A retrospective study had been performed on T2-weighted MR images of twenty nine patients suffering from spondylolisthesis and/or scoliosis. The high intensity zone of the nucleus pulposus was semi-automatically detected. The distance "DX" between the center weighted by the signal intensity and the geometrical center was quantified. The sum of the signal intensity on the axis perpendicular to the longitudinal axis of the disc was plotted for each position of the longitudinal axis allowing defining the maximum sum "SM" and its position "PSM".


"SM" was clearly higher and "PSM" was more shifted for scoliosis than for spondylolisthesis. A two-way analysis of variance showed that the differences observed on "DX" were not attributed to the pathology nor its severity, the differences observed on "SM" were attributed to the pathology but not to its severity, and the differences observed on "PSM" were attributed to both the pathology and its severity.

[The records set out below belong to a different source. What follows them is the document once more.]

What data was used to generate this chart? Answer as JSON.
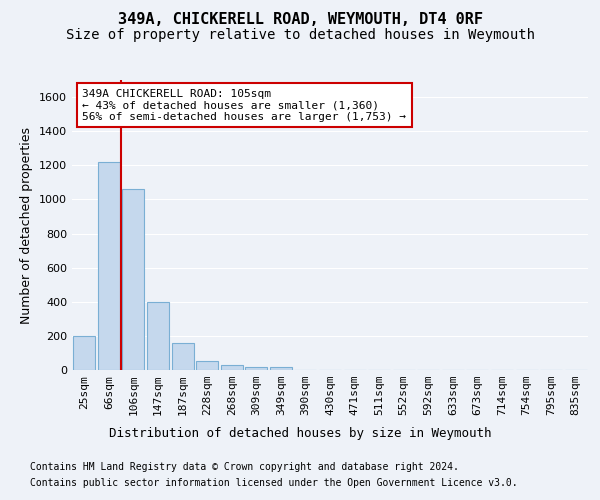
{
  "title": "349A, CHICKERELL ROAD, WEYMOUTH, DT4 0RF",
  "subtitle": "Size of property relative to detached houses in Weymouth",
  "xlabel": "Distribution of detached houses by size in Weymouth",
  "ylabel": "Number of detached properties",
  "bin_labels": [
    "25sqm",
    "66sqm",
    "106sqm",
    "147sqm",
    "187sqm",
    "228sqm",
    "268sqm",
    "309sqm",
    "349sqm",
    "390sqm",
    "430sqm",
    "471sqm",
    "511sqm",
    "552sqm",
    "592sqm",
    "633sqm",
    "673sqm",
    "714sqm",
    "754sqm",
    "795sqm",
    "835sqm"
  ],
  "bar_values": [
    200,
    1220,
    1060,
    400,
    160,
    50,
    30,
    20,
    20,
    0,
    0,
    0,
    0,
    0,
    0,
    0,
    0,
    0,
    0,
    0,
    0
  ],
  "bar_color": "#c5d8ed",
  "bar_edge_color": "#7aafd4",
  "property_line_bin": 2,
  "annotation_line1": "349A CHICKERELL ROAD: 105sqm",
  "annotation_line2": "← 43% of detached houses are smaller (1,360)",
  "annotation_line3": "56% of semi-detached houses are larger (1,753) →",
  "annotation_box_color": "#ffffff",
  "annotation_border_color": "#cc0000",
  "property_line_color": "#cc0000",
  "ylim": [
    0,
    1700
  ],
  "yticks": [
    0,
    200,
    400,
    600,
    800,
    1000,
    1200,
    1400,
    1600
  ],
  "footer_line1": "Contains HM Land Registry data © Crown copyright and database right 2024.",
  "footer_line2": "Contains public sector information licensed under the Open Government Licence v3.0.",
  "background_color": "#eef2f8",
  "grid_color": "#d0d8e8",
  "title_fontsize": 11,
  "subtitle_fontsize": 10,
  "axis_label_fontsize": 9,
  "tick_fontsize": 8,
  "footer_fontsize": 7
}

The technique proposed in this study showed significant differences in the distribution of the MR signal intensity within the nucleus zone of intervertebral discs due to the pathology and its severity. The dependence of the "PSM" parameter to the severity of the pathology suggests this parameter as a predictive factor of the pathology progression. This new technique should be useful for the early diagnosis of intervertebral disc pathologies as it highlights abnormal patterns in the MRI signal for low severity of the pathology.